La influencia de las persecuciones sobre la vida de la antigua Iglesia fue extraordinaria. En parte, en sentido negativo. Le impidieron tener una difusión más rápida y fueron un obstáculo para que la vida cristiana de comunidad conociera un desarrollo más rico en muchas direcciones. La continua desaparición de personalidades eminentes significaba pérdidas constantes e irreparables, aunque en vano buscaríamos en las obras de los escritores antiguos una palabra de lamentación tras la muerte de hombres tan importantes como Justino, Cipriano o Cornelio, arrebatados por el martirio en pleno ejercicio de sus funciones.


Fue en cambio una ventaja para la Iglesia aprender prácticamente a hacerse independiente del poder del estado. No es que los cristianos se sintieran impelidos a adoptar una actitud de hostilidad hacia el gobierno; ni en las peores persecuciones se encuentra el menor vestigio de tal actitud. Por el contrario, sentían en su propia carne cuán deseable hubiera sido vivir en un estado justo, que protegiera los derechos de sus ciudadanos. Pero en lo sucesivo, cuando los emperadores se hicieron cristianos, la Iglesia hubiera sido oprimida por el cesaropapismo, de no haber aprendido, en las persecuciones, la manera de conservar su independencia y las ventajas de bastarse a sí misma.

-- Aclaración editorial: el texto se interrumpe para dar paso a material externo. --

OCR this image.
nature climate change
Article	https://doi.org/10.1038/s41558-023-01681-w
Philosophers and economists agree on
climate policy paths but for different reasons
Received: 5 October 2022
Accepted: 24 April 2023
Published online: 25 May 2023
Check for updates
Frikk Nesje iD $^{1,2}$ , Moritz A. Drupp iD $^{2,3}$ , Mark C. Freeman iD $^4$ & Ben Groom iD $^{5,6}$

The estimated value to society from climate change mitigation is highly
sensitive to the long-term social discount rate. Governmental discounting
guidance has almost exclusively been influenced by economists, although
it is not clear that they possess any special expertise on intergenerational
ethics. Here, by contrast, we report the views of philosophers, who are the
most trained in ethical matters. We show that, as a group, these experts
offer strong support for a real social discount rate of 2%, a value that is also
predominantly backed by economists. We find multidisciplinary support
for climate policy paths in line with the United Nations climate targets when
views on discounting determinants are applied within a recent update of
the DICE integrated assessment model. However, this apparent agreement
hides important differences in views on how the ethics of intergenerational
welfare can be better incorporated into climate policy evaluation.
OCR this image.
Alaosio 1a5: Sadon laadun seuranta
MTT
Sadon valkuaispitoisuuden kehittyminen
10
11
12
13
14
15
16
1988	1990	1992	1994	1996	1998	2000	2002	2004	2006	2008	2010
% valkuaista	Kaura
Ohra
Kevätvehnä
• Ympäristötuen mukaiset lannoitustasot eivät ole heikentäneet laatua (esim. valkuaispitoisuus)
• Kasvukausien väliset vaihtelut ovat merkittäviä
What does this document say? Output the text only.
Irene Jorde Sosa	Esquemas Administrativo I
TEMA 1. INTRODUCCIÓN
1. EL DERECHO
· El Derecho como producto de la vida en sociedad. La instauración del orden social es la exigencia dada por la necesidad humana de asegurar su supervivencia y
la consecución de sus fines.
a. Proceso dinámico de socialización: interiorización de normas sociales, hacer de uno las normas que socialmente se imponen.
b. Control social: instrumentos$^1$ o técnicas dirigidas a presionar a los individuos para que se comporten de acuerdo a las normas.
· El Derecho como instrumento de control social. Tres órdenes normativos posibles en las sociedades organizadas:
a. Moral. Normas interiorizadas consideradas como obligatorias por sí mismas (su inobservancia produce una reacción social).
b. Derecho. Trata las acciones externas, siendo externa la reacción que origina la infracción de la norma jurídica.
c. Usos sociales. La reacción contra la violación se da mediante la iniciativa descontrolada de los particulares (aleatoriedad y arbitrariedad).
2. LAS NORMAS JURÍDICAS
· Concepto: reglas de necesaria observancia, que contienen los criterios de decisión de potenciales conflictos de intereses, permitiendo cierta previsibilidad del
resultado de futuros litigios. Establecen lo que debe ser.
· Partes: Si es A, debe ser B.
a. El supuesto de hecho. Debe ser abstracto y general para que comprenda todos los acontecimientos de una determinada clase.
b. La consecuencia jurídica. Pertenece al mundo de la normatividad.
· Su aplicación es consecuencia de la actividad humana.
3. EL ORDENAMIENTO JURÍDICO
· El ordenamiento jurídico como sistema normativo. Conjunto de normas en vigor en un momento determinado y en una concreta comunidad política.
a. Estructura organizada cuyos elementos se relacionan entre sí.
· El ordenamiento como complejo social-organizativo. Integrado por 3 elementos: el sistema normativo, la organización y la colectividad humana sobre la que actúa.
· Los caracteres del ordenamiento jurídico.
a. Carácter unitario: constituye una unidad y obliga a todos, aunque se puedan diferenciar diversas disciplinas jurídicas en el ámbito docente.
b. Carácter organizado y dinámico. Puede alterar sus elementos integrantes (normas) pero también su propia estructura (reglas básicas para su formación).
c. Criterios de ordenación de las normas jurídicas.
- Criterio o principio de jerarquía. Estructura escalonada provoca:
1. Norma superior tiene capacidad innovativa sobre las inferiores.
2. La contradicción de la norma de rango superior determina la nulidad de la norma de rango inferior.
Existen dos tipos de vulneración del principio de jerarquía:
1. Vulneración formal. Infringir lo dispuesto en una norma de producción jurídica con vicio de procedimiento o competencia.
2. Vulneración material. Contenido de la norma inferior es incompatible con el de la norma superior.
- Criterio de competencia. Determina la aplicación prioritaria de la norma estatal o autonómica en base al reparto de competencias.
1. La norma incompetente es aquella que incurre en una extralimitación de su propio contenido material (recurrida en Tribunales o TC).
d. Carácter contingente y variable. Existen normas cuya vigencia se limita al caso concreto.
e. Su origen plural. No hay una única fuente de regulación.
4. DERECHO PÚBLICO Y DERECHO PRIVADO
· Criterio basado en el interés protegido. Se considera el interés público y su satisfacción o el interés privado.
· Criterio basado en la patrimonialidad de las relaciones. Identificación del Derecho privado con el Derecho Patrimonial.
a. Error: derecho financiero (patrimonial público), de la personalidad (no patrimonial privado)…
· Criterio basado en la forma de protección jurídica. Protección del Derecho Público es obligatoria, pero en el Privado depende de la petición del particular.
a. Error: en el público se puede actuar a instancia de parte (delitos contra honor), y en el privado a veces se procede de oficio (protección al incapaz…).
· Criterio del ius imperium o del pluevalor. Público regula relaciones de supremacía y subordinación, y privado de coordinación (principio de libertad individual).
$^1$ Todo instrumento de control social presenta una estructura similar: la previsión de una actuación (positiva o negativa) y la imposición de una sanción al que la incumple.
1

Pero más que nada, el ejemplo del heroísmo ha influido sobre la vida religiosa de los cristianos de las épocas posteriores, y podemos decir que hasta hoy. En las persecuciones nació el tipo del santo cristiano. Y esto no sólo desde el punto de vista cultual, pues, de hecho, la veneración litúrgica de los santos procede del culto a los mártires, sino también como ideal. El heroísmo del mártir nada tiene de fanatismo; no es tampoco un matón ni un provocador. Por otra parte, está también muy alejado de una resignación fatalista. Consiste más bien en una perfecta consecuencia, que nada consigue descarriar, en el servicio de Dios.